In the call, the hacker asks to speak with the “management team.” Instead, two different employees put him on hold until Beth, from HR, answers the call.

“Hi, Beth, how are you doing?” the hacker said.

After a minute in which the two have trouble hearing each other, Beth tells the hacker that she is not familiar with the data breach that the hacker claimed. When the hacker attempts to explain what’s going on, Beth interrupts him and asks: “Now, why would you attack us?”

“Is there a reason why you chose us?” Beth insists.

“No need to interrupt me, OK? I’m just trying to help you,” the hacker responds, growing increasingly frustrated.

The hacker then proceeds to explain to Beth that the company she works for only has eight hours to negotiate before the ransomware gang will release the company’s stolen data.

“It will be published for public access, and it will be used for fraudulent activities and for terrorism by criminals,” the hacker says.

“Oh, OK,” says Beth, apparently nonplussed, and not understanding where the data is going to be.

“So it will be on X?” Beth asks. “So is that Dragonforce.com?”

The hacker then threatens Beth, saying they will start calling the company’s clients, employees and partners. The hacker adds that they have already contacted the media and provided a recording of a previous call with one of her colleagues, which is also on the gang’s dark web site.

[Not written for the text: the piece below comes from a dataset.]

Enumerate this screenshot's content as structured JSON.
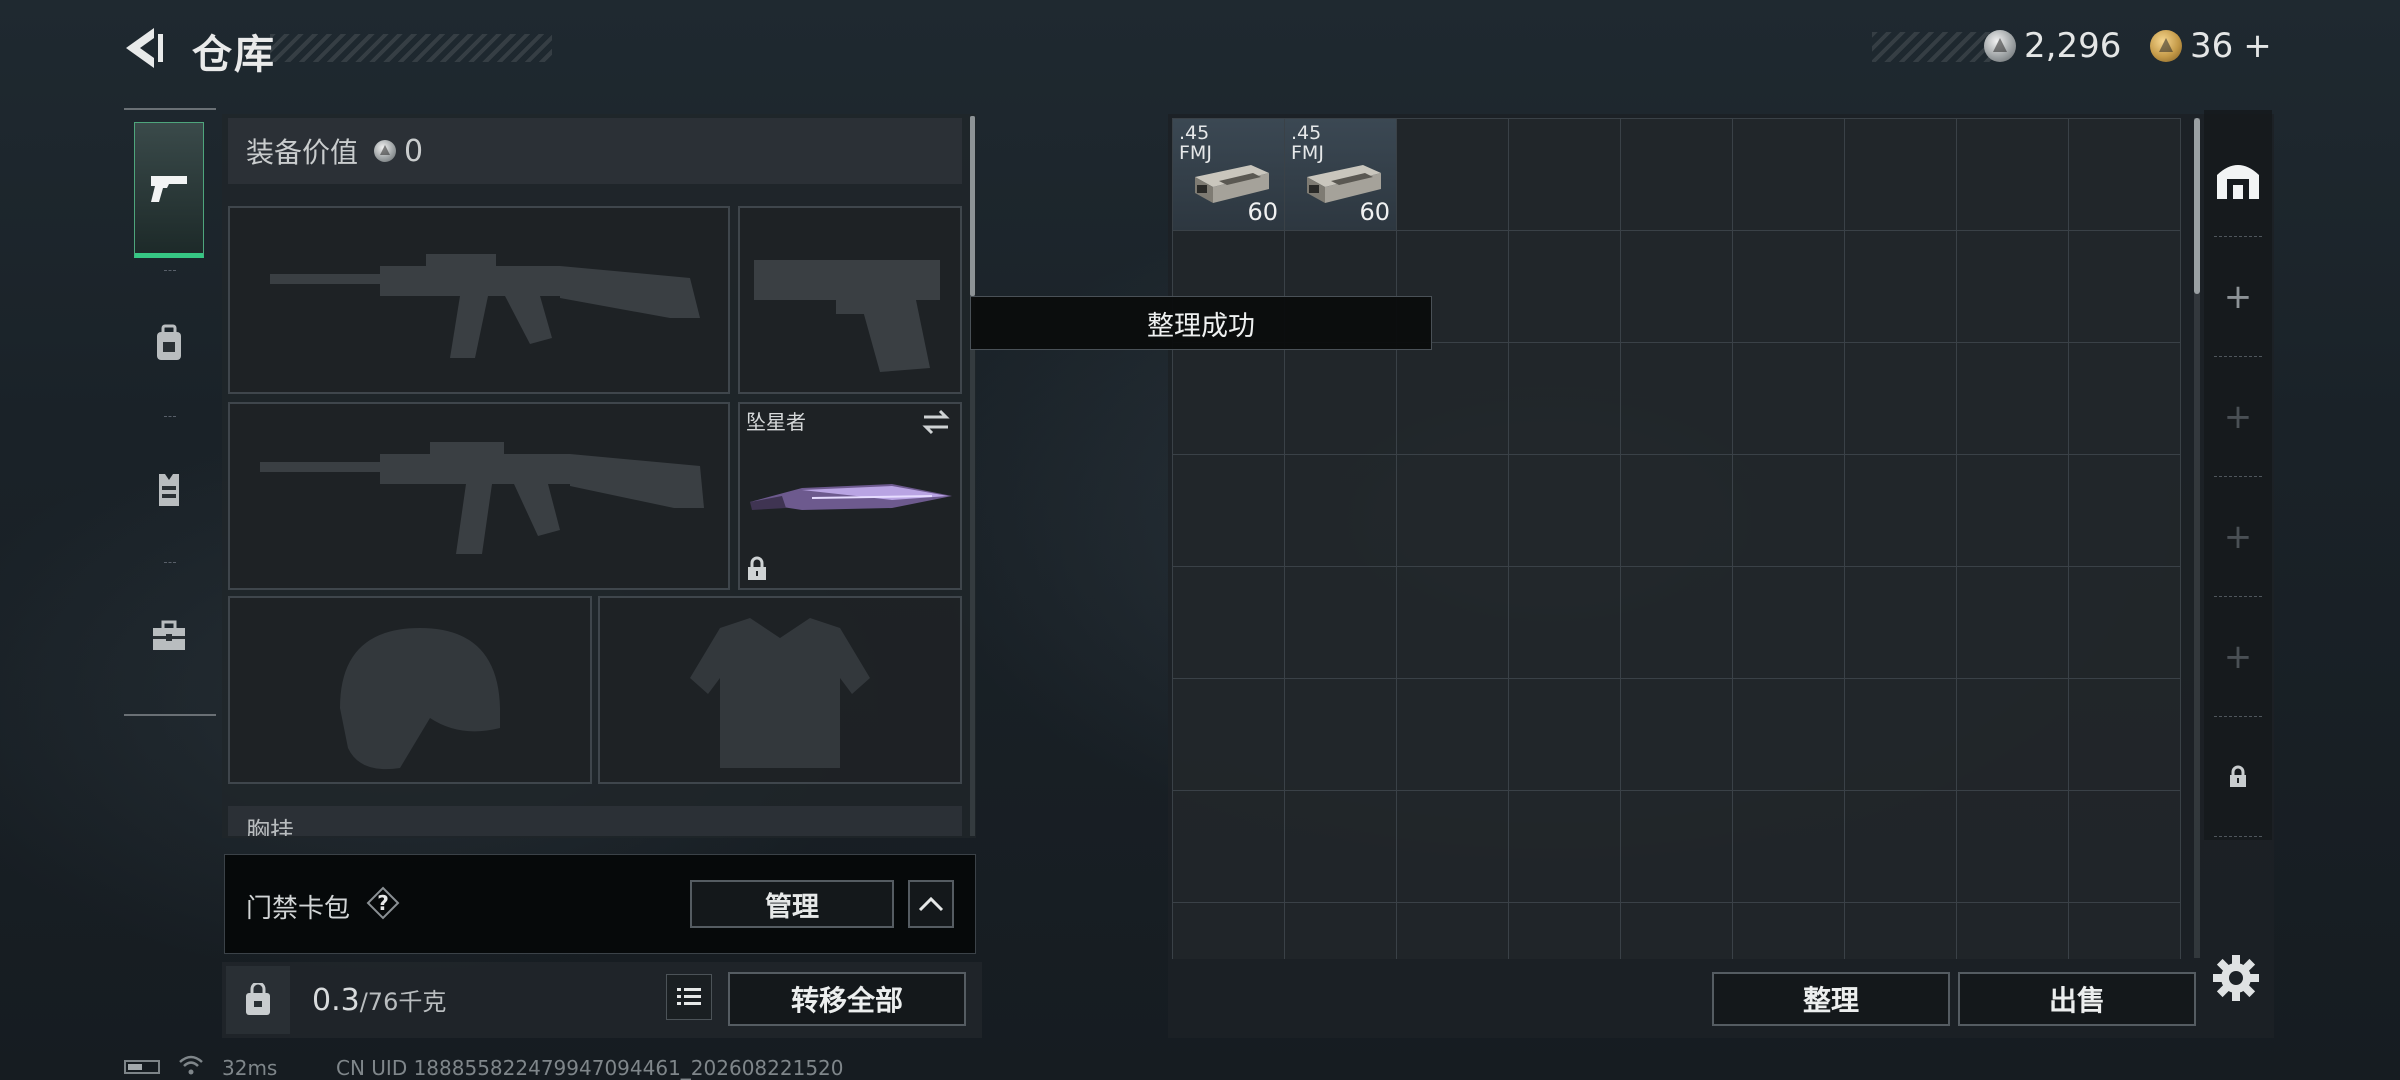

“So that includes a conversation with Patricia? Because you know, that’s illegal in Ohio,” Beth says.

“Excuse me?” the hacker responds.

“You can’t do that in Ohio. Did you record Patricia?” Beth continues.

“Ma’am, I am a hacker. I don’t care about the law,” responds the hacker, growing even more frustrated.

Then the hacker tries one more time to convince Beth to negotiate, to no avail.

“I would never negotiate with a terrorist or a hacker as you call yourself,” Beth responds, asking the hacker to confirm a good phone number to call them back.

When the hacker says they “got no phone number,” Beth has had enough.

“Alright, well then I’m just gonna go ahead and end this phone call now,” she says. “I think we spent enough time and energy on this.”

“Well, good luck,” Beth says.

“Thank you, take care,” the hacker says.

The company that was allegedly hacked in this incident, which TechCrunch is not naming as to not help the hackers extort the company, did not respond to a request for comment.